Pour revenir à l’analyse des risques potentiels liés à ces nouveaux éléments, il faut rappeler qu’il existe de nombreuses agences d’expertises largement qualifiées pour définir les éventuels effets de chaque composant, et leur seul problème est le temps de publication de leur rapport. On pourrait ainsi envisager que la commercialisation des futurs produits ne se fasse que lorsqu’une analyse complète et plurielle a été menée, ce qui n’est hélas pas le cas aujourd’hui.
Myriam Cohen : Il faudrait en premier lieu réfléchir sur la notion de principe de précaution qui peut résulter d’une croyance en un danger et en l'urgence d'une action précoce mais provisoire, sans base scientifique reconnue, appelant à une recherche pour évaluer scientifiquement le risque. Par exemple, les études scientifiques recensées sur les parabènes utilisés en cosmétique n’en confirment pas les dangers, il n’existe pas d’évidence pour démontrer un lien de causalité entre la pénétration des parabènes par voie cutanée et le cancer du sein. C’est donc par précaution ou dans le doute que beaucoup de personnes préfèrent ne pas utiliser de produit en contenant. Il y a donc un seuil de dangerosité que les gens ne sont pas toujours prêts à franchir, cela dépendant de leurs habitudes de consommations.

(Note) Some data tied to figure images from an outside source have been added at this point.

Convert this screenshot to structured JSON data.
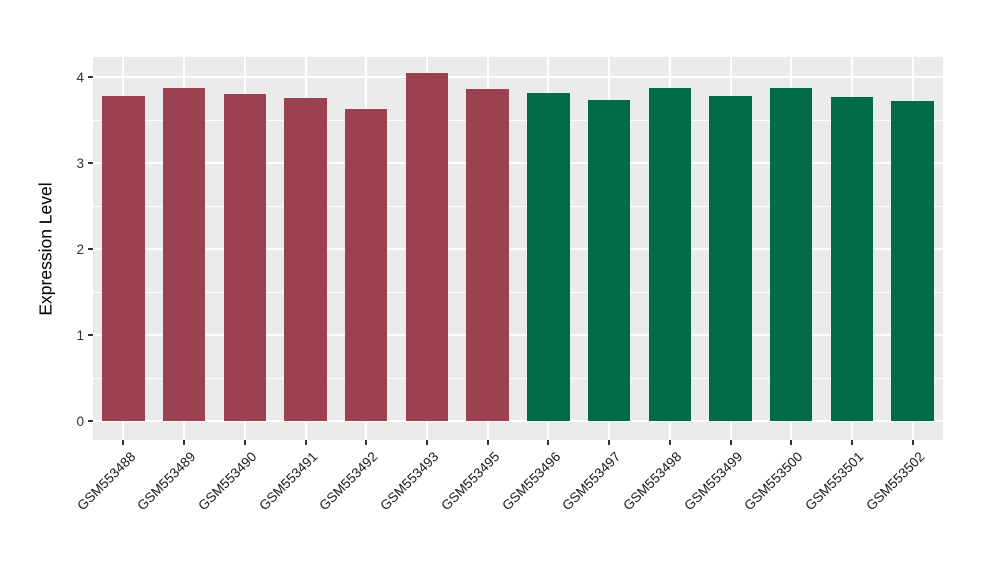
{
  "chart_data": {
    "type": "bar",
    "title": "",
    "xlabel": "",
    "ylabel": "Expression Level",
    "categories": [
      "GSM553488",
      "GSM553489",
      "GSM553490",
      "GSM553491",
      "GSM553492",
      "GSM553493",
      "GSM553495",
      "GSM553496",
      "GSM553497",
      "GSM553498",
      "GSM553499",
      "GSM553500",
      "GSM553501",
      "GSM553502"
    ],
    "values": [
      3.78,
      3.87,
      3.8,
      3.76,
      3.63,
      4.05,
      3.86,
      3.81,
      3.73,
      3.87,
      3.78,
      3.87,
      3.77,
      3.72
    ],
    "bar_groups": [
      "group1",
      "group1",
      "group1",
      "group1",
      "group1",
      "group1",
      "group1",
      "group2",
      "group2",
      "group2",
      "group2",
      "group2",
      "group2",
      "group2"
    ],
    "group_colors": {
      "group1": "#9B4150",
      "group2": "#006B47"
    },
    "yticks": [
      0,
      1,
      2,
      3,
      4
    ],
    "ytick_labels": [
      "0",
      "1",
      "2",
      "3",
      "4"
    ],
    "yticks_minor": [
      0.5,
      1.5,
      2.5,
      3.5
    ],
    "ylim": [
      -0.215,
      4.233
    ],
    "bar_width_fraction": 0.7,
    "x_label_angle_deg": 45,
    "legend": "none",
    "grid": "on",
    "panel_background": "#EBEBEB",
    "grid_color_major": "#FFFFFF",
    "grid_color_minor": "#FFFFFF",
    "axis_text_color": "#1A1A1A",
    "tick_color": "#333333"
  }
}
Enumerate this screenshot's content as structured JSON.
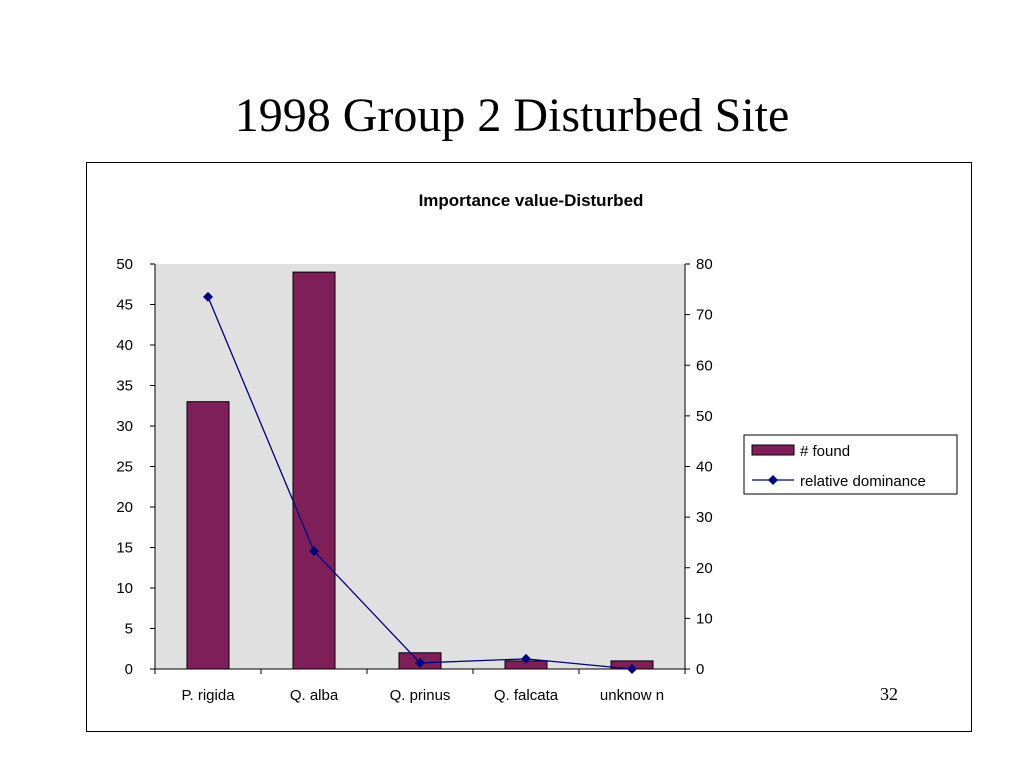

Sur un plan plus technique, on voit aujourd'hui se développer la conservation par moyen physique, qui apparaît comme une alternative intéressante : la crème est conditionnée de façon stérile dans un packaging technique l’isolant de tout contact avec l’air et des doigts de l’utilisatrice. C'est le cas par exemple des flacons "airless".